A block diagram of the Layer 3 encoder algorithm is show in the following diagram:
These blocks are described below.
Filter bank
The filter bank used in MPEG Layer-3 is a hybrid filter bank which consists of a polyphase filter bank and a Modified Discrete Cosine Transform (MDCT). This hybrid form was chosen for reasons of providing the same frame sizes as in Layer-1 and Layer-2.
Perceptual Model
The perceptual model mainly determines the quality of a given encoder implementation. It uses either a separate filter bank or combines the calculation of energy values (for the masking calculations) and the main filter bank. The output of the perceptual model consists of values for the masking threshold or the allowed noise for each coder partition. If the quantization noise can be kept below the masking threshold, then the compression results should be indistinguishable from the original signal.
Joint Stereo
Joint stereo coding takes advantage of the fact that both channels of a stereo channel pair contain far the same information. These stereophonic irrelevancies and redundancies are exploited to reduce the total bitrate. Joint stereo is used in cases where only low bitrates are available but stereo signals are desired.
Quantization and Coding
A system of two nested iteration loops is the common solution for quantization and coding in a Layer-3 encoder.
Quantization is done via a power-law quantizer. In this way, larger values are automatically coded with less accuracy and some noise shaping is already built into the quantization process.
The quantized values are coded by Huffman coding. As a specific method for entropy coding, Huffman coding is lossless. This is called noiseless coding because no noise is added to the audio signal.

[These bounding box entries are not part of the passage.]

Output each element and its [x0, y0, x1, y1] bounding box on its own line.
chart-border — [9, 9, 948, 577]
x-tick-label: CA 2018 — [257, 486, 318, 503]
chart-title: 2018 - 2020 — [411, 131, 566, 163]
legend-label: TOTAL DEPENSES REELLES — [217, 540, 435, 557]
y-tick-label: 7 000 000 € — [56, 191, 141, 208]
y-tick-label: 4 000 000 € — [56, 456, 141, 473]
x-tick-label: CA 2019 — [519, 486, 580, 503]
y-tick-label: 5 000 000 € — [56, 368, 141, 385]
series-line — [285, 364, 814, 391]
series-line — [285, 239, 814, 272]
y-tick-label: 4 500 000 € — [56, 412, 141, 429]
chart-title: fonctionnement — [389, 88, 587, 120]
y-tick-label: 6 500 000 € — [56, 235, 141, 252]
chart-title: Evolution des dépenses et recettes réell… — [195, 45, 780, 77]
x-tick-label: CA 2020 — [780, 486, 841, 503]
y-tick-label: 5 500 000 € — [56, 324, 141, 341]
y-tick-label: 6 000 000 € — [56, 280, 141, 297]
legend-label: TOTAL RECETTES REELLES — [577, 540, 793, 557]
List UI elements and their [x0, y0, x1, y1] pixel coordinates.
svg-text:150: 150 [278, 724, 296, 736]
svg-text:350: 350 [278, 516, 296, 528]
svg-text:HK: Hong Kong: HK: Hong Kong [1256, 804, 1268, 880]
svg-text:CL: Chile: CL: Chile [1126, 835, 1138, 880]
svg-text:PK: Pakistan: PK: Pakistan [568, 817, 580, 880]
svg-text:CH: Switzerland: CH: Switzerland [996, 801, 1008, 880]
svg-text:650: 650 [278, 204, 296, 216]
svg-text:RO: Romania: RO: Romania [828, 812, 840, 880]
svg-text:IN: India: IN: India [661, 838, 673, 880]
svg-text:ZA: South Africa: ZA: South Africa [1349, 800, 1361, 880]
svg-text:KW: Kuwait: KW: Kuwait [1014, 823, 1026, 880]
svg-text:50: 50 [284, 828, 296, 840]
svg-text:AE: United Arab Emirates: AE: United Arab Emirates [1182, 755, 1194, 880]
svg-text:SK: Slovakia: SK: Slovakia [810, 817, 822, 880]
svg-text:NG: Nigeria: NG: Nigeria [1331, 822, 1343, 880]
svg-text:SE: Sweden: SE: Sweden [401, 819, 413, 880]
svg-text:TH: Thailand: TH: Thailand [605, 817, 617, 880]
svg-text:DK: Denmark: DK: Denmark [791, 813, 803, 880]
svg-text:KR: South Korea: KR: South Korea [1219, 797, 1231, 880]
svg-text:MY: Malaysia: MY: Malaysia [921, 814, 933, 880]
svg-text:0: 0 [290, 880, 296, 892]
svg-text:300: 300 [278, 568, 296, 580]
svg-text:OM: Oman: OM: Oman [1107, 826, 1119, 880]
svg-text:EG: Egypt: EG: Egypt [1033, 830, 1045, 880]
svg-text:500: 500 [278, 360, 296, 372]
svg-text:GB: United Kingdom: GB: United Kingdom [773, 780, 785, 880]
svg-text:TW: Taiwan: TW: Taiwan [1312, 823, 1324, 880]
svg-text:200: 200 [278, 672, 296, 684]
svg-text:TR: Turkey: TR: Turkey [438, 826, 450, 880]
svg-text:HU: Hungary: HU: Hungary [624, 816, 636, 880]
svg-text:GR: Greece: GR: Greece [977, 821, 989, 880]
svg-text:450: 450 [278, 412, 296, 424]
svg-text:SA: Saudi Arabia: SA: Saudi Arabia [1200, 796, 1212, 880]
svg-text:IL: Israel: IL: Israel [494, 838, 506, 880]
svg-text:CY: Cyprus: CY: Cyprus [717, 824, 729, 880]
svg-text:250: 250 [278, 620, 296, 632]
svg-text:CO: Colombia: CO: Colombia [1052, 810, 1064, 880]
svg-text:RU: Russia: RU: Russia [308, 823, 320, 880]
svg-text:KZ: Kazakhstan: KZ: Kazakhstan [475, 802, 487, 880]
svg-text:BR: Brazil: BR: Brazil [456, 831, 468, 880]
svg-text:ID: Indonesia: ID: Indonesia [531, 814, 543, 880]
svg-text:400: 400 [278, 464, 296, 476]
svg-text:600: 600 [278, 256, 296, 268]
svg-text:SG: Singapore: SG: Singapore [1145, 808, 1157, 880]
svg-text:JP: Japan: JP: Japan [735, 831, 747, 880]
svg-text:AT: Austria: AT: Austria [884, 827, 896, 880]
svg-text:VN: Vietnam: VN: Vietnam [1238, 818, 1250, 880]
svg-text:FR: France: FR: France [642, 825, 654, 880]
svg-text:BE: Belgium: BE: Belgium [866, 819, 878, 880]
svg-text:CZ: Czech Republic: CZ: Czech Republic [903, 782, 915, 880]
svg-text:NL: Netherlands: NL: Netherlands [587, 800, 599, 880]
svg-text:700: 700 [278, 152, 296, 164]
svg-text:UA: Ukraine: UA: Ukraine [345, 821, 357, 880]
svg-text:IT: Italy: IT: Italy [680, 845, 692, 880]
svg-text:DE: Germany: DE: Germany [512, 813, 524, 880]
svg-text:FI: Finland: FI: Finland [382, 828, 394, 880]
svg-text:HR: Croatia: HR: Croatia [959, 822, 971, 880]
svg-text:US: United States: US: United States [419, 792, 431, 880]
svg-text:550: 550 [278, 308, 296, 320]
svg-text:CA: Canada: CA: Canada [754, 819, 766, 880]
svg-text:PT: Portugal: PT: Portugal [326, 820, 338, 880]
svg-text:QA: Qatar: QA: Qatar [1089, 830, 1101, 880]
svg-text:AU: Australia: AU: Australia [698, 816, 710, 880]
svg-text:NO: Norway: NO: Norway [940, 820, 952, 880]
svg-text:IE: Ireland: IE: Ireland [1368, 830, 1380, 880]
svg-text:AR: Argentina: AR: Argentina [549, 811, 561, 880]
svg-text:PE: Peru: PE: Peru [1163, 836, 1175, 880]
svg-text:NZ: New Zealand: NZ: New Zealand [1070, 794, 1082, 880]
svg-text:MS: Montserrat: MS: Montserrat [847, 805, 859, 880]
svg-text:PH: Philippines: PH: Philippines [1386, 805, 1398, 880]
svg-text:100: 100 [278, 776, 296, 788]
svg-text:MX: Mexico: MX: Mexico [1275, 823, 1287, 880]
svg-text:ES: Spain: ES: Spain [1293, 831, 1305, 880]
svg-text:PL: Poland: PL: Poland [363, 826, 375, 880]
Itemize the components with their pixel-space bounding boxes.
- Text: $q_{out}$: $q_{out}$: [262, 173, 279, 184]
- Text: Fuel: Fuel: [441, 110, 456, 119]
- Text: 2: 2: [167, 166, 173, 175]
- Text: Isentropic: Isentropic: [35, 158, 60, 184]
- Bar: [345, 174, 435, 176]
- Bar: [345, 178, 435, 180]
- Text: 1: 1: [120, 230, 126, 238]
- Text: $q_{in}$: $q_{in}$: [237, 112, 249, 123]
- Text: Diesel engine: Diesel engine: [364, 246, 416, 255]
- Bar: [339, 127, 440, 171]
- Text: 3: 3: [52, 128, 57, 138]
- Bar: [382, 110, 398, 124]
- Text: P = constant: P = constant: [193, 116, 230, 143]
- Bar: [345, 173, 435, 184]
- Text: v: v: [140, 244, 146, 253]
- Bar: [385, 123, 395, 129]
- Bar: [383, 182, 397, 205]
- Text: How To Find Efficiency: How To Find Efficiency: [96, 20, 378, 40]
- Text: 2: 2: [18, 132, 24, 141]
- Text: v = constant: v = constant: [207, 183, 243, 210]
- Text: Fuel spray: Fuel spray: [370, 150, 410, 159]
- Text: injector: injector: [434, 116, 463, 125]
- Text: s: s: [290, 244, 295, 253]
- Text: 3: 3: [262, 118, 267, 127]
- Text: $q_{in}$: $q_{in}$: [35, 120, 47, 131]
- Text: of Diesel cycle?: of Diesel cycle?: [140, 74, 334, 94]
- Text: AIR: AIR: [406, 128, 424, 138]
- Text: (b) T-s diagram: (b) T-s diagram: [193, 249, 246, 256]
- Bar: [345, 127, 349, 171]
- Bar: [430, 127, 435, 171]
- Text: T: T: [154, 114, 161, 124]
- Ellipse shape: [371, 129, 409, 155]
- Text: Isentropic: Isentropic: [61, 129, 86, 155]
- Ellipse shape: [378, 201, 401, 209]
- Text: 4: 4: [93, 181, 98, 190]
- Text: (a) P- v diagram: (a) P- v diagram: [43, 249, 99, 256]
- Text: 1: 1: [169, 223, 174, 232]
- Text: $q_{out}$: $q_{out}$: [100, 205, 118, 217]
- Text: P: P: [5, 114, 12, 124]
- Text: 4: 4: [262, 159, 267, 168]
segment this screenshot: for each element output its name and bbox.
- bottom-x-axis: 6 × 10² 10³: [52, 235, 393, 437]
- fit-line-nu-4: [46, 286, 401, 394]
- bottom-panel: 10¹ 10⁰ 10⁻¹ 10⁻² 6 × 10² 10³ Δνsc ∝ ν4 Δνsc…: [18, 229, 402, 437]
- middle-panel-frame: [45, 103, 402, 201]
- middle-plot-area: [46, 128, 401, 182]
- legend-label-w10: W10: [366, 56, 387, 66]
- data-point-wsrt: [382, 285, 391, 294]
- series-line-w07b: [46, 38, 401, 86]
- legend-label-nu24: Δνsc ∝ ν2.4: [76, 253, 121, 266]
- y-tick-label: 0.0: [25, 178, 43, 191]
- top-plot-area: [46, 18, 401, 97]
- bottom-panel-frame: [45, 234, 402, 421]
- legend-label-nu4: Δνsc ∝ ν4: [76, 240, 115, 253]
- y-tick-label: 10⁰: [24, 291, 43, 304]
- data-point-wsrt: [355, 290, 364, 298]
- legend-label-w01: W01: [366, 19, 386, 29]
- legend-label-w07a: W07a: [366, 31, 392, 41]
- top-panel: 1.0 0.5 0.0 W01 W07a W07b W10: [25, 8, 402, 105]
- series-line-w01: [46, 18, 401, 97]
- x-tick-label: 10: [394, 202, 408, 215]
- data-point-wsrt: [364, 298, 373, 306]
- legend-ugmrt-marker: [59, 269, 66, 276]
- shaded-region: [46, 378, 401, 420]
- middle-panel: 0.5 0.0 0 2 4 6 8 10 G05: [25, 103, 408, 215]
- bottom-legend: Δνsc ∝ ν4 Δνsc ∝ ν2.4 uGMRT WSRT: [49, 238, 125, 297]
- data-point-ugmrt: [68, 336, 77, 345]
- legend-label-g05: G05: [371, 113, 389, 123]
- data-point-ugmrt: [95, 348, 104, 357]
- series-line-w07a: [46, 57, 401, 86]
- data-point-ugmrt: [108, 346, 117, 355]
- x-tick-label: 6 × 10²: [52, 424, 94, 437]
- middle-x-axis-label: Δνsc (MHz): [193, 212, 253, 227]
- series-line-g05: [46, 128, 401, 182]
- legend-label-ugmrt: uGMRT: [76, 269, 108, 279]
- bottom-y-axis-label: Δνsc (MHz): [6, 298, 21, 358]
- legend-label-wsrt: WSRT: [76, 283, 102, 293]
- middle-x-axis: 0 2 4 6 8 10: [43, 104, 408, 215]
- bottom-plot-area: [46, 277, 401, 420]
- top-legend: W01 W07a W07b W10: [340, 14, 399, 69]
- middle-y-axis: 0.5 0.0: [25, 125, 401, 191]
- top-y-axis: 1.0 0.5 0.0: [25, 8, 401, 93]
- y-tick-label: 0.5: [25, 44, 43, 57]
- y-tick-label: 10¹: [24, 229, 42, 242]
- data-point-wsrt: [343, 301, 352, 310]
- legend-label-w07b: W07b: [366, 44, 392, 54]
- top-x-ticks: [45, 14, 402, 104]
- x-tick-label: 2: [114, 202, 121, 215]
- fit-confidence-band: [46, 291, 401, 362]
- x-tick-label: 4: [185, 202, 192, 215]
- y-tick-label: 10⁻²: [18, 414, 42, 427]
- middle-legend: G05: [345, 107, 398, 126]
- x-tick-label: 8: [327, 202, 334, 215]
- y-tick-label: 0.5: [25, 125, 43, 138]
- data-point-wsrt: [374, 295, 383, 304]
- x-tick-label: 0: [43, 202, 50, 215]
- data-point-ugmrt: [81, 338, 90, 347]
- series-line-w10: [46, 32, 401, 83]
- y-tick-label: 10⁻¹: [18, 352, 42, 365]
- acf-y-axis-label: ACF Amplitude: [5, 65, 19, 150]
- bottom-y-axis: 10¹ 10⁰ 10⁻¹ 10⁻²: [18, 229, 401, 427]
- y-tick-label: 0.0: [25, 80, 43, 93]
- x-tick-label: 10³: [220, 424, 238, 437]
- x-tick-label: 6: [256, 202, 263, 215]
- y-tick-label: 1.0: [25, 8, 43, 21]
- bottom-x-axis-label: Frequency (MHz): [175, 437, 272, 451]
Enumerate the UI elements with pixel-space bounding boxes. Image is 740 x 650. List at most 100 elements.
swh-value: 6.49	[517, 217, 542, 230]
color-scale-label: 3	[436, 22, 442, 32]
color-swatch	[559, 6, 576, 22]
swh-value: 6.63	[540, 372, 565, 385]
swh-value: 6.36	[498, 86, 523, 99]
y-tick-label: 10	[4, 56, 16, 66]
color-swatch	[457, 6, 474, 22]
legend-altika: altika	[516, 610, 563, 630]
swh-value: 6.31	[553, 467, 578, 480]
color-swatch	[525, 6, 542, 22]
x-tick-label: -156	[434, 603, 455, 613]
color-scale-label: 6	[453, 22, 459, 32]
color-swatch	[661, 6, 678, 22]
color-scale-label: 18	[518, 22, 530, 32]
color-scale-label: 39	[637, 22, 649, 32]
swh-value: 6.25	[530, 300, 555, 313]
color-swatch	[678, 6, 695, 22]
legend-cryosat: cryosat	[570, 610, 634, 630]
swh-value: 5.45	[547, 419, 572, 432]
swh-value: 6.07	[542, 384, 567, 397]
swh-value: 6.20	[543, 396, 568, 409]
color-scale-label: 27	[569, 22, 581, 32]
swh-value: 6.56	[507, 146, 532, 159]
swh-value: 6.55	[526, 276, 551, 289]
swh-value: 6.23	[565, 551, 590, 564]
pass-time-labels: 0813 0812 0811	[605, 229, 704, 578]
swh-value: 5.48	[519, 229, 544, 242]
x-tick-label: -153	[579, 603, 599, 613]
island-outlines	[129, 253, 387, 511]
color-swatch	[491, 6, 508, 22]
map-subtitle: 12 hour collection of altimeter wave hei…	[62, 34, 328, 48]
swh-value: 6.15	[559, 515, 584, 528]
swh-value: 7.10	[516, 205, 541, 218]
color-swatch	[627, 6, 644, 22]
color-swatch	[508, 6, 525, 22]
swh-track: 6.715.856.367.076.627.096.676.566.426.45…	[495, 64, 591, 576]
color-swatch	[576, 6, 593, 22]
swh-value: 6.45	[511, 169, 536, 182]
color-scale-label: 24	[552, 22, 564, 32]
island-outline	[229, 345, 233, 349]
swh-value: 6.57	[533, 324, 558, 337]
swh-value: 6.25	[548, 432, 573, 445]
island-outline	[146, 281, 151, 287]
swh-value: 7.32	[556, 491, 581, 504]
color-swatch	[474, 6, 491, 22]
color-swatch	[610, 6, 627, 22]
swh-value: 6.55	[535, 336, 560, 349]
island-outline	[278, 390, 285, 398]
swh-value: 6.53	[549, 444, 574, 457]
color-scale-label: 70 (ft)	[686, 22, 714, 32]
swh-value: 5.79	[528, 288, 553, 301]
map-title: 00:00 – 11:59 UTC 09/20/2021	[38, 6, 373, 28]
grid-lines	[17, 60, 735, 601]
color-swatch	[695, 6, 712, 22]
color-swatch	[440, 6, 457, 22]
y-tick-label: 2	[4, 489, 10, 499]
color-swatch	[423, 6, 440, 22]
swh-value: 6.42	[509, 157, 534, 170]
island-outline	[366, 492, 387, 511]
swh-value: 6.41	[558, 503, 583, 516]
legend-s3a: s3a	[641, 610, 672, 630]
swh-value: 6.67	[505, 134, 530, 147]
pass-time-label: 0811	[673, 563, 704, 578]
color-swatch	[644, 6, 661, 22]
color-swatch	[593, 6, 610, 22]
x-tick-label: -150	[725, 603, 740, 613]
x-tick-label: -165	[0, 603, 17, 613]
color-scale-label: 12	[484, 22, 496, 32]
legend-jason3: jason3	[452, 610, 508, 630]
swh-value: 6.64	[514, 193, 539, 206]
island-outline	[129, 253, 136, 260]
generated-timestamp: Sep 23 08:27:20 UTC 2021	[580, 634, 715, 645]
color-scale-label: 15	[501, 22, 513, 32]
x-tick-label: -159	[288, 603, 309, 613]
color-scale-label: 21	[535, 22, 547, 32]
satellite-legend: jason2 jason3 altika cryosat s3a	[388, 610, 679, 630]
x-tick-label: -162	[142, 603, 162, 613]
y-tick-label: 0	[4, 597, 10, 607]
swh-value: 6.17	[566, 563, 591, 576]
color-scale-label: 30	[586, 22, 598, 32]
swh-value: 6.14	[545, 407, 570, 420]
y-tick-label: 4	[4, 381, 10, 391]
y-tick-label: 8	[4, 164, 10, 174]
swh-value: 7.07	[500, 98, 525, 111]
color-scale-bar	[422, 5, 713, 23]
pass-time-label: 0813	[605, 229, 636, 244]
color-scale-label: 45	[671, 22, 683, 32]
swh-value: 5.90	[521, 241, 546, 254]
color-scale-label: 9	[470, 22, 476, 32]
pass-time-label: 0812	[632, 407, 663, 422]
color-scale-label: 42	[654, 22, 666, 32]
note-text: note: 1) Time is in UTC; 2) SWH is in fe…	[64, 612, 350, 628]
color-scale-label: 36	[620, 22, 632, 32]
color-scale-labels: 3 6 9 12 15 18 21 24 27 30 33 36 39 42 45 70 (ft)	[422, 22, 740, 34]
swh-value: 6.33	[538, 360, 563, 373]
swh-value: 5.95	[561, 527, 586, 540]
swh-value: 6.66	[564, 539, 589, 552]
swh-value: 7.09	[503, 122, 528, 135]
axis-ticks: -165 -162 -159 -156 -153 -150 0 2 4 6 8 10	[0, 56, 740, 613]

The process to find the optimum gain and scalefactors for a given block, bit-rate and output from the perceptual model is usually done by two nested iteration loops in an analysis-by-synthesis way:
Inner iteration loop (rate loop)
The Huffman code tables assign shorter code words to (more frequent) smaller quantized values. If the number of bits resulting from the coding operation exceeds the number of bits available to code a given block of data, this can be corrected by adjusting the global gain to result in a larger quantization step size, leading to smaller quantized values. This operation is repeated with different quantization step sizes until the resulting bit demand for Huffman coding is small enough. The loop is called rate loop because it modifies the overall coder rate until it is small enough.
Outer iteration loop (noise control/distortion loop)
To shape the quantization noise according to the masking threshold, scalefactors are applied to each scalefactor band. The systems starts with a default factor of 1.0 for each band. If the quantization noise in a given band is found to exceed the masking threshold (allowed noise) as supplied by the perceptual model, the scalefactor for this band is adjusted to reduce the quantization noise. Since achieving a smaller quantization noise requires a larger number of quantization steps and thus a higher bitrate, the rate adjustment loop has to be repeated every time new scalefactors are used. In other words, the rate loop is nested within the noise control loop. The outer (noise control) loop is executed until the actual noise (computed from the difference of the original spectral values minus the quantized spectral values) is below the masking threshold for every scalefactor band (i.e. critical band).